Although ''This Lullaby'' starts things out with acoustic guitar and mournful vocals, the bludgeoning begins on the very next track, ''Medication,'' an exercise in hyperspeed riffology.

Aside from the poppy, Foo Fighters-ish ''In My Head,'' Homme & Co. sound like they want to be the modern-day corollary to Led Zeppelin, or at least Soundgarden. Check the mini-opus ''Someone's in the Wolf,'' with its whirling-dervish guitars and swirly ''Whole Lotta Love''-like midsection that features, among other things, the sound of knives being sharpened. (Never mind that distaff name; these boys wanna slay the beast and eat it raw!)

The macho posturing can get obnoxious. Unabashed sex anthems like the wah-wah-infused ''Skin on Skin'' are fine, but when Homme bellows, ''Take that broken p---y elsewhere'' on ''Broken Box,'' you don't have to be a woman to want to slap him. Even the presence of Dalle and Manson on the metal-noirish ''You Got a Killer Scene There, Man ...'' can't offset such ugliness.

That said, anyone looking for a band that can mix and match metal, blues, thrash, punk, psychedelia and grunge as the mood suits will be floored by "Lullabies," which may knock you out but definitely won't put you to sleep. Only trouble is, I can't decide if Homme is a superhero or supervillain. Maybe, like the Hulk, he's a bit of both.

EW Grade: B

'Hotel,' Moby

Reviewed by Doug Brod

Unlike his multiplatinum breakthrough, "Play," Moby's new album, "Hotel," is sample-free, revealing just how ordinary his synth-pop has grown.

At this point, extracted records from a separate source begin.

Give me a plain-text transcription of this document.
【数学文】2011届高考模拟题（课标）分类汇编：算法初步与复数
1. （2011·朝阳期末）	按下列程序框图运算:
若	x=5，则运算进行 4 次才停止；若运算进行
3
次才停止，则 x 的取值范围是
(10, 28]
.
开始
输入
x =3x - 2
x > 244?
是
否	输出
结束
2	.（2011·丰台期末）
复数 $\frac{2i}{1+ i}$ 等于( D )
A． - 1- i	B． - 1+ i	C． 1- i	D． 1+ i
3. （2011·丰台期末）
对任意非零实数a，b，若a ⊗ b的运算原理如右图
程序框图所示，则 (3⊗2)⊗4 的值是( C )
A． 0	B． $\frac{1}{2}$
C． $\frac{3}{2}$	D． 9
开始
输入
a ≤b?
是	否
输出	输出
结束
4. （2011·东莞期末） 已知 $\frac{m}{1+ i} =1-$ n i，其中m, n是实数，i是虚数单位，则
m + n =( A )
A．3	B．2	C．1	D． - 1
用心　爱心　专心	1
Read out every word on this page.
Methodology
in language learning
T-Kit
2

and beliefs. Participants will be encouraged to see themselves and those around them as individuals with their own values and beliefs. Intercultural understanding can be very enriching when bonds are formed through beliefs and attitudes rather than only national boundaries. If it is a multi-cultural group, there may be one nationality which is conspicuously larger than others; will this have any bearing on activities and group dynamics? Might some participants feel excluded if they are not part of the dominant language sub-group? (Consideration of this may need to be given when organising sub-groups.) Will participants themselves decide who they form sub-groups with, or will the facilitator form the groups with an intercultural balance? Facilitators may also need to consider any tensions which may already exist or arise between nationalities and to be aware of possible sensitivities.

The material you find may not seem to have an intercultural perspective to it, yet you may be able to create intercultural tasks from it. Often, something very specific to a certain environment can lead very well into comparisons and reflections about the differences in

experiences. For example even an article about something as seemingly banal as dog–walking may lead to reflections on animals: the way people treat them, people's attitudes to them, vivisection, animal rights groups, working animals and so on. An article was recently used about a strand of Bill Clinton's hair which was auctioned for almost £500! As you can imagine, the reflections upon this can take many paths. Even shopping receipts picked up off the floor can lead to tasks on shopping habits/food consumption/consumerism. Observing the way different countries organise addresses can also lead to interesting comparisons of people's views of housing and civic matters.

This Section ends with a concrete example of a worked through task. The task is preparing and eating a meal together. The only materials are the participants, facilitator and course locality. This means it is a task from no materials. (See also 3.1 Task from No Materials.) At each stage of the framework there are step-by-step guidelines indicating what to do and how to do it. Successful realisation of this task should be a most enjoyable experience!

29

A bonus disc offers an hour-plus of ambient instrumentals so ethereal they practically dissolve into the ether.

Among the requisite ecstatic chants and icy chill-outs, however, slinks an appealing cheekiness: He follows a New Order homage with a somnolent cover of that band's ''Temptation,'' and the big-chorus soft rock of ''Slipping Away'' would have been the best track on the latest R.E.M. record.

EW Grade: B-

'Picaresque,' The Decemberists

Reviewed by Michael Small

Colin Meloy is so darn brilliant. On his Oregon group the Decemberists' third album, "Picaresque," the singer's lyrics skip across history, from an ancient coronation to a Cold War spy story, and overflow with mellifluous rhymes (''the duchess' luscious young girls ...'').

Though the music is equally eclectic, ''Sixteen Military Wives,'' a wry satire of the Iraq invasion and the Oscars, is pure pop at its most winning. It should finally get the band airplay -- or at least a MacArthur.